Accel World, by Kawahara Reki, Aigamo Hiroyuki, and probably the Devil
In the future, everyone has an internet port installed in their necks at a young age, which allows you to enter a Second Life-like virtual reality. An insecure fat kid named Haruyuki plays virtual reality games to escape from daily bullying. His skill at gaming attracts the attention of the most popular girl in school, who invites him to join a secret game called Brain Burst, which confers special real-world powers on its players.

I hope that this manga represents the industry's apex of cynical calculation, because the thought of what lies beyond this peak cannot but terrify. It was, obviously, released in conjunction with a light novel series, an anime, a video game, and at least two other separate manga, in a hideous supernova of corporate evil.
Vampire Knight, by Hino Matsuri

Yuuki is a human girl who is simultaneously in love both with Zero, a short-tempered tsundere human boy, and Kaname, the gentle but ambiguously ominous vampire boy who once saved her life. It takes only a bare modicum of genre knowledge to realize that any relationship she might form with the Kaname is horribly doomed - especially once Zero turns into a vampire himself to up his exoticism and danger to appropriate levels. Unusually, this does not stop Hino Matsuri from taking Yuuki as far as possible along the wrong track without actually showing her having sex with Kaname. (It runs in Hana to Yume, which I don't think lets you do that.)

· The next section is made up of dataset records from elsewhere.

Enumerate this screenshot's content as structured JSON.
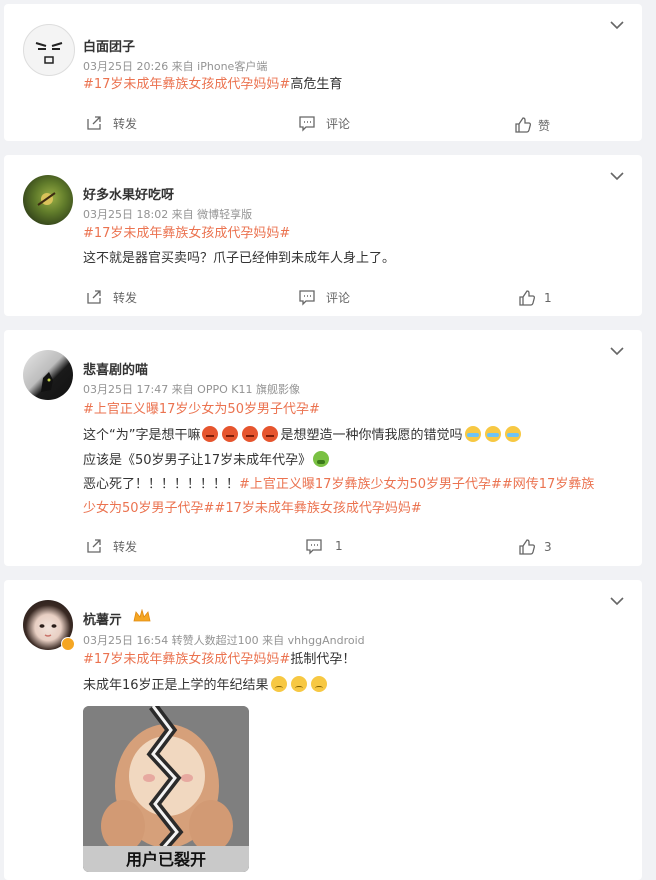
{
  "comments": [
    {
      "username": "白面团子",
      "meta": "03月25日 20:26  来自 iPhone客户端",
      "lines": [
        [
          {
            "t": "#17岁未成年彝族女孩成代孕妈妈#",
            "tag": true
          },
          {
            "t": "高危生育"
          }
        ]
      ],
      "repost_label": "转发",
      "comment_label": "评论",
      "like_label": "赞"
    },
    {
      "username": "好多水果好吃呀",
      "meta": "03月25日 18:02  来自 微博轻享版",
      "lines": [
        [
          {
            "t": "#17岁未成年彝族女孩成代孕妈妈#",
            "tag": true
          }
        ],
        [
          {
            "t": "这不就是器官买卖吗？爪子已经伸到未成年人身上了。"
          }
        ]
      ],
      "repost_label": "转发",
      "comment_label": "评论",
      "like_label": "1"
    },
    {
      "username": "悲喜剧的喵",
      "meta": "03月25日 17:47  来自 OPPO K11 旗舰影像",
      "lines": [
        [
          {
            "t": "#上官正义曝17岁少女为50岁男子代孕#",
            "tag": true
          }
        ],
        [
          {
            "t": "这个“为”字是想干嘛"
          },
          {
            "emo": "angry"
          },
          {
            "emo": "angry"
          },
          {
            "emo": "angry"
          },
          {
            "emo": "angry"
          },
          {
            "t": "是想塑造一种你情我愿的错觉吗"
          },
          {
            "emo": "cry"
          },
          {
            "emo": "cry"
          },
          {
            "emo": "cry"
          }
        ],
        [
          {
            "t": "应该是《50岁男子让17岁未成年代孕》"
          },
          {
            "emo": "sick"
          }
        ],
        [
          {
            "t": "恶心死了！！！！！！！！"
          },
          {
            "t": "#上官正义曝17岁彝族少女为50岁男子代孕##网传17岁彝族",
            "tag": true
          }
        ],
        [
          {
            "t": "少女为50岁男子代孕##17岁未成年彝族女孩成代孕妈妈#",
            "tag": true
          }
        ]
      ],
      "repost_label": "转发",
      "comment_label": "1",
      "like_label": "3"
    },
    {
      "username": "杭薯亓",
      "meta": "03月25日 16:54  转赞人数超过100  来自 vhhggAndroid",
      "lines": [
        [
          {
            "t": "#17岁未成年彝族女孩成代孕妈妈#",
            "tag": true
          },
          {
            "t": "抵制代孕！"
          }
        ],
        [
          {
            "t": "未成年16岁正是上学的年纪结果"
          },
          {
            "emo": "sad"
          },
          {
            "emo": "sad"
          },
          {
            "emo": "sad"
          }
        ]
      ],
      "image_caption": "用户已裂开"
    }
  ],
  "colors": {
    "tag": "#eb7350",
    "text": "#333333",
    "meta": "#939393",
    "bg": "#f1f2f5"
  }
}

This is enjoyable angst-ridden shoujo with 200% the FDA's daily recommended intake of unresolved sexual tension. Unlike those other two manga I just discussed, however, it's not as slick a formula thing as Hana to Yume would probably like it to be. Hino cuts off plotlines at odd times, suffers from a problematic inability to make her male characters visually distinct from one another, and forgets to establish characters who will be important until the chapter in which they became important. (At one point I think she actually does this in the notes-from-the-author sidebar.)
This won't bother you if you're skimming over the other stuff to get to the scenes between Yuuki, Kaname, and Zero which is probably the sanest thing to do. While their relationships make perfect emotional sense, if introduced to even the slightest whiff of logic this series would disintegrate.